Now, a patient living with HIV can live a full lifespan — but there is still work to be done.

“Even though it’s a treatable disease, it still comes with a ton of stigma,” said Dr. Rajesh Gandhi, MGH Clinical Research site leader. “If we could cure HIV it would transform lives in a way that would become very meaningful.”

Barrett eventually went back to school, and was a nurse at a local hospital that — because of that remaining stigma — he has chosen not to disclose.

Dr. Daniel Barouch, director of the Center for Virology and Vaccine Research at Beth Israel, said although it has faded into the background of infectious disease headlines, HIV/AIDS is the “defining epidemic of our lifetime.”

And although it is impossible to predict when a vaccine or cure will be made available, promising strides are being made in both areas.

“The field is testing several concepts,” he said. “We’re hopeful.”

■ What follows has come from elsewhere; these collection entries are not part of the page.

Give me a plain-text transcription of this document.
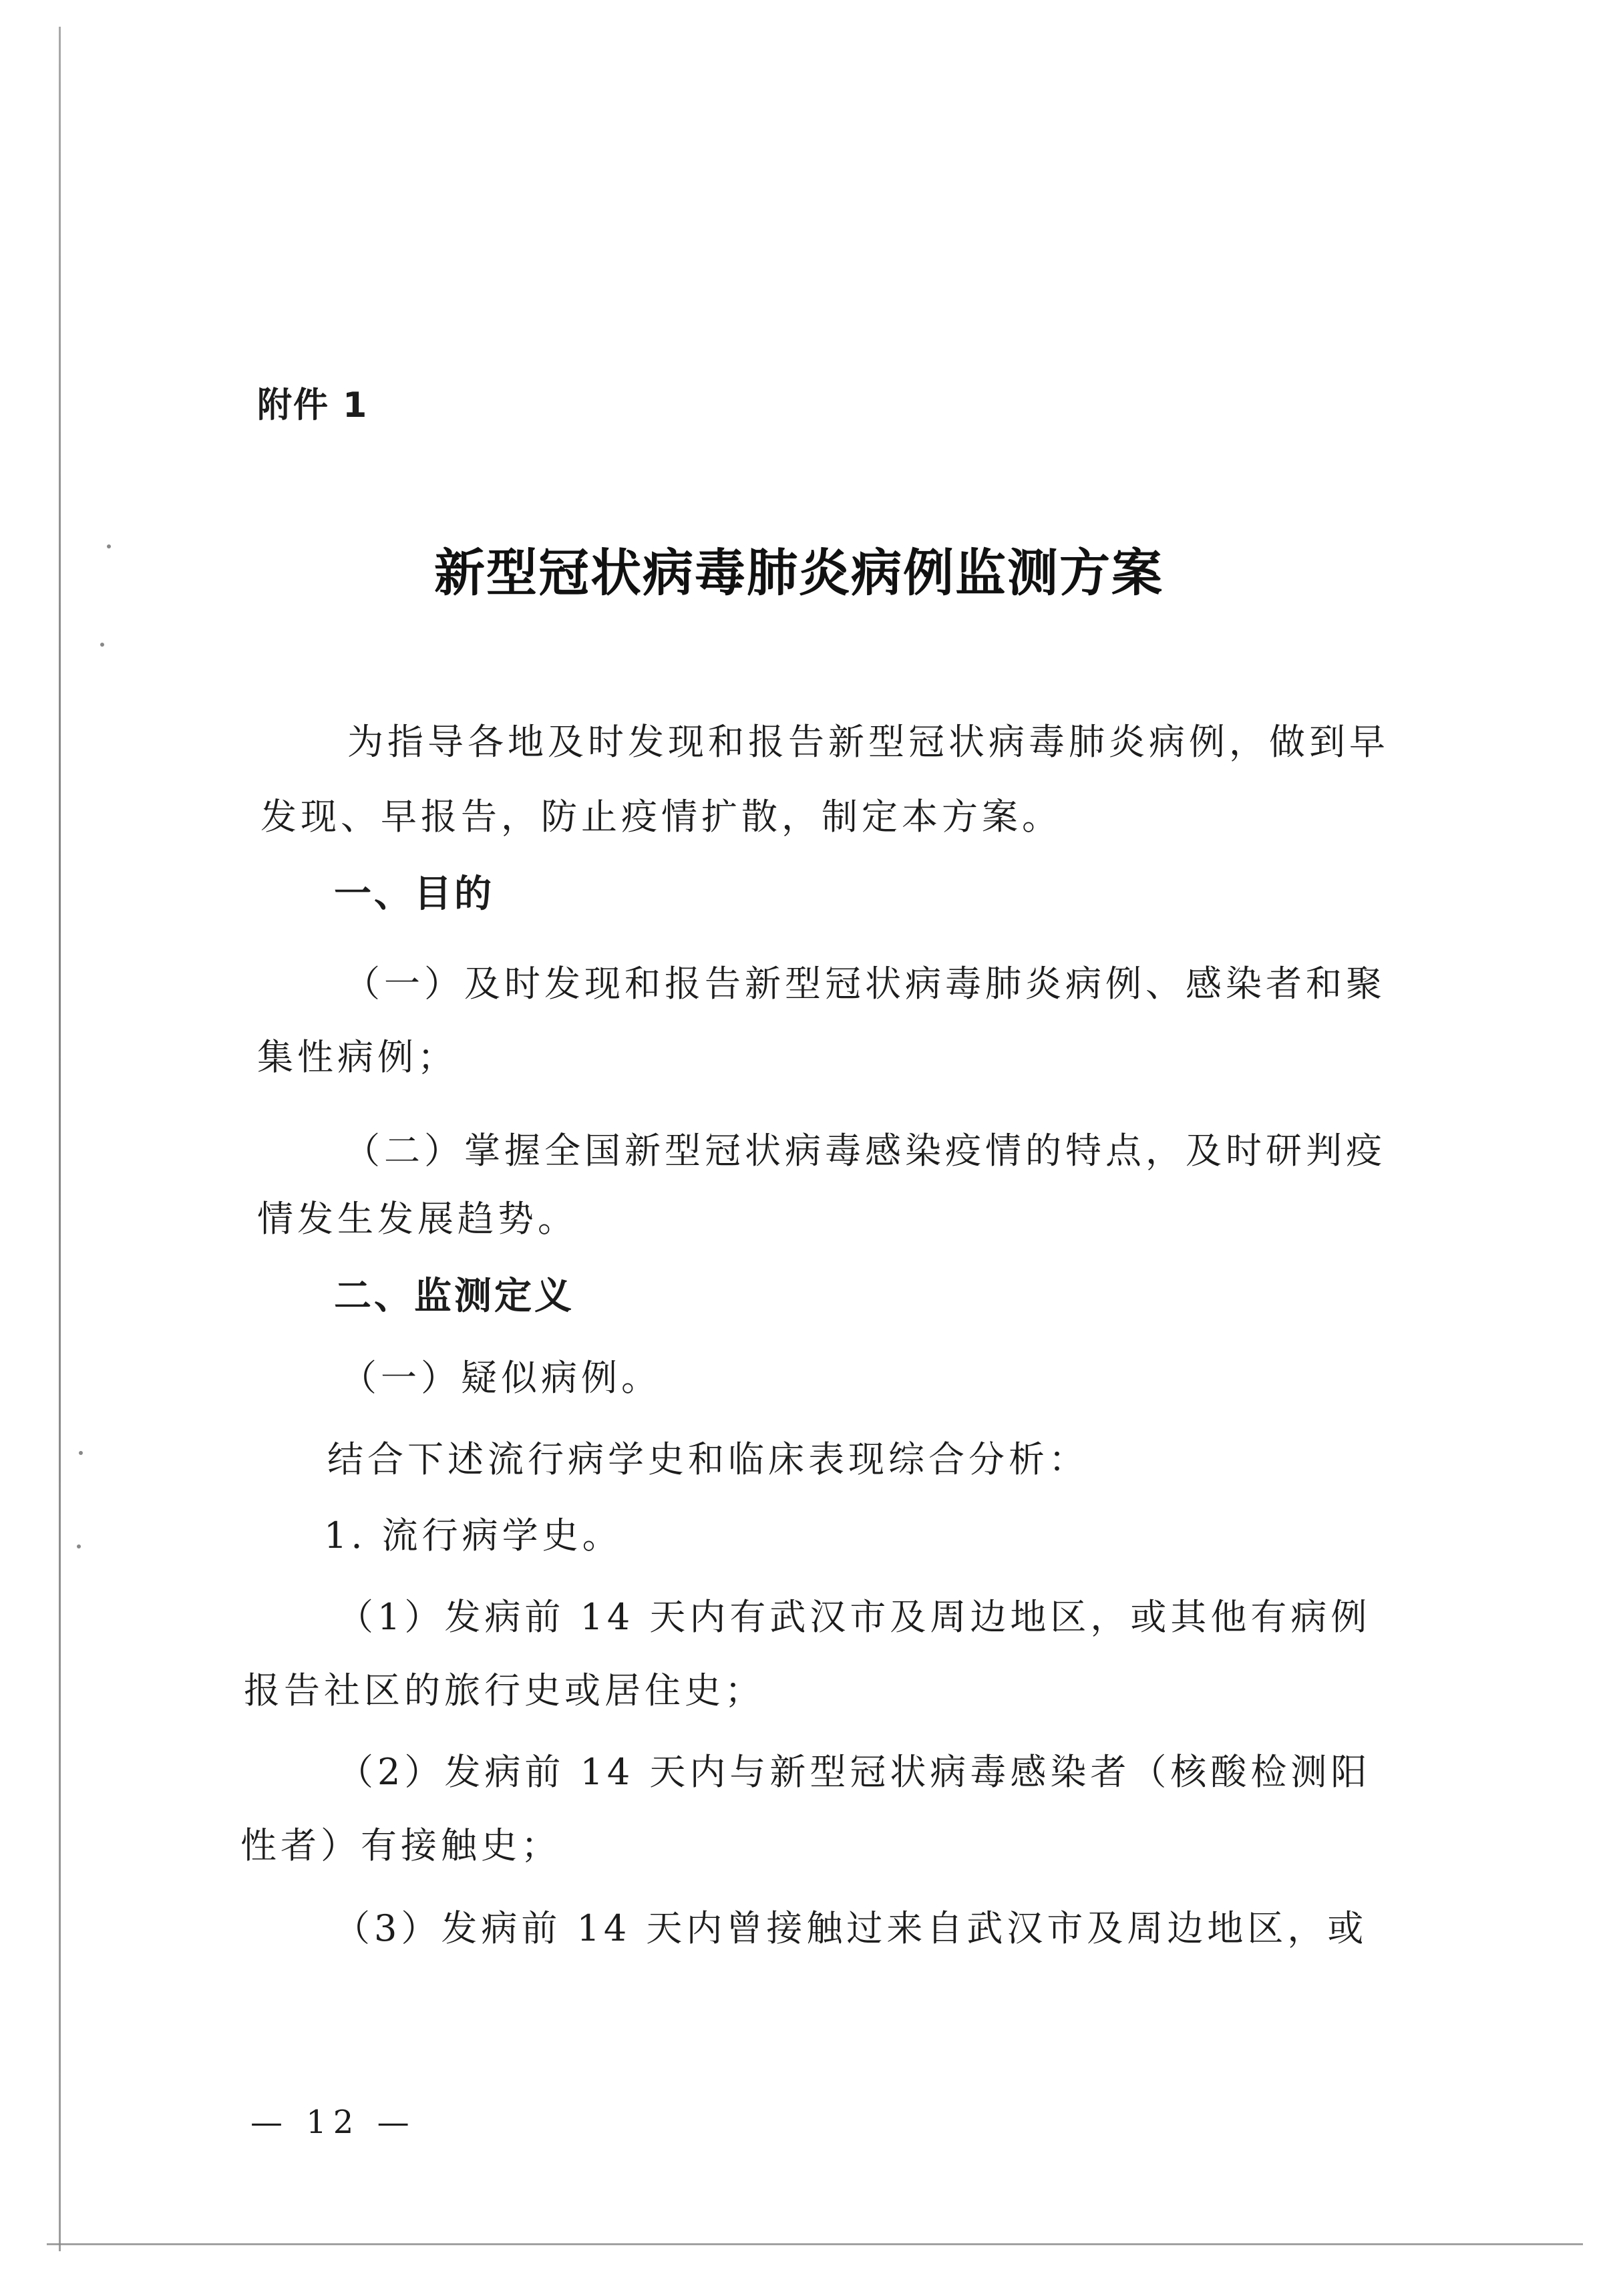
附件 1

新型冠状病毒肺炎病例监测方案

为指导各地及时发现和报告新型冠状病毒肺炎病例，做到早

发现、早报告，防止疫情扩散，制定本方案。

一、目的

（一）及时发现和报告新型冠状病毒肺炎病例、感染者和聚

集性病例；

（二）掌握全国新型冠状病毒感染疫情的特点，及时研判疫

情发生发展趋势。

二、监测定义

（一）疑似病例。

结合下述流行病学史和临床表现综合分析：

1. 流行病学史。

（1）发病前 14 天内有武汉市及周边地区，或其他有病例

报告社区的旅行史或居住史；

（2）发病前 14 天内与新型冠状病毒感染者（核酸检测阳

性者）有接触史；

（3）发病前 14 天内曾接触过来自武汉市及周边地区，或

— 12 —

Key moments in HIV/AIDS progress:

  • 1985: First commercially available test for detecting HIV in blood available
  • 1986: First patient enrolled in an AIDS Clinical Trials Group
  • 1987: AZT, an antiretroviral, approved in the U.S., but it caused debilitating side effects
  • 1995: The three-drug cocktail of AZT, 3TC and indinavir was approved for use, making “undetectable levels of HIV” possible — FDA also approved the first protease inhibitor Saquinavir, causing the “Lazarus effect.”


More than 1.2 million people in the U.S. are living with HIV, according to the Centers for Disease Control and Prevention. About 1 in 8 are not aware of it.